TEHERAN: L'Iran a annoncé jeudi que ses forces navales avaient autorisé depuis la veille le passage de plusieurs navires chinois dans le détroit d'Ormuz, verrouillé par Téhéran depuis le début de la guerre au Moyen-Orient.

"Le passage d'un certain nombre de navires chinois dans le détroit d'Ormuz a été rendu possible conformément aux protocoles de gestion du détroit mis en place par l'Iran", ont indiqué jeudi dans un communiqué les Gardiens de la Révolution, l'armée idéologique de l'Iran.

Ce passage, qui a débuté "la nuit dernière", a été rendu possible grâce aux "relations étroites entre les deux pays et leur partenariat stratégique", ont-ils spécifié.

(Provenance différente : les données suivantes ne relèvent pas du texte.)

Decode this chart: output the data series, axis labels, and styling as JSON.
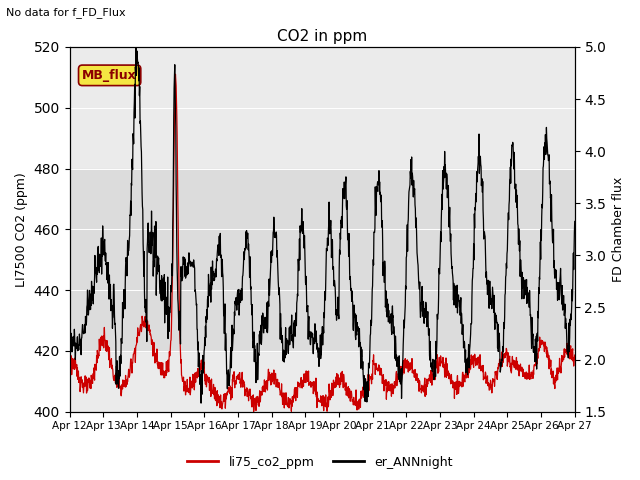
{
  "title": "CO2 in ppm",
  "top_left_text": "No data for f_FD_Flux",
  "ylabel_left": "LI7500 CO2 (ppm)",
  "ylabel_right": "FD Chamber flux",
  "ylim_left": [
    400,
    520
  ],
  "ylim_right": [
    1.5,
    5.0
  ],
  "yticks_left": [
    400,
    420,
    440,
    460,
    480,
    500,
    520
  ],
  "yticks_right": [
    1.5,
    2.0,
    2.5,
    3.0,
    3.5,
    4.0,
    4.5,
    5.0
  ],
  "shade_color_dark": "#dcdcdc",
  "shade_color_light": "#ebebeb",
  "bg_color": "#ebebeb",
  "legend_label_red": "li75_co2_ppm",
  "legend_label_black": "er_ANNnight",
  "mb_flux_box_color": "#f5e642",
  "mb_flux_text": "MB_flux",
  "line_color_red": "#cc0000",
  "line_color_black": "#000000",
  "xticklabels": [
    "Apr 12",
    "Apr 13",
    "Apr 14",
    "Apr 15",
    "Apr 16",
    "Apr 17",
    "Apr 18",
    "Apr 19",
    "Apr 20",
    "Apr 21",
    "Apr 22",
    "Apr 23",
    "Apr 24",
    "Apr 25",
    "Apr 26",
    "Apr 27"
  ]
}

Cette autorisation donnée à plusieurs navires chinois a également été annoncée par des médias officiels iraniens.

La télévision d’État iranienne a notamment précisé que "plus de 30 navires" avaient été autorisés à franchir le détroit d'Ormuz, sans indiquer s'il s'agissait exclusivement de navires chinois.

Le blocage iranien de cette voie maritime par laquelle transite habituellement un cinquième de la production mondiale de pétrole perturbe les marchés mondiaux et confère à Téhéran un levier stratégique.

Les Etats-Unis ont quant à eux imposé leur propre blocus des ports iraniens malgré un cessez-le-feu en vigueur depuis le 8 avril.

Cette annonce intervient alors que le président américain Donald Trump, en visite jeudi en Chine, a discuté du détroit d'Ormuz avec son homologue Xi Jinping.

Selon un extrait d'une interview à la chaîne Fox News, Donald Trump a déclaré que M. Xi lui avait assuré que Pékin n'enverrait pas d'équipement militaire à l'Iran et était prêt à aider à la réouverture du détroit d'Ormuz.

La Chine est le principal pays importateur du pétrole iranien.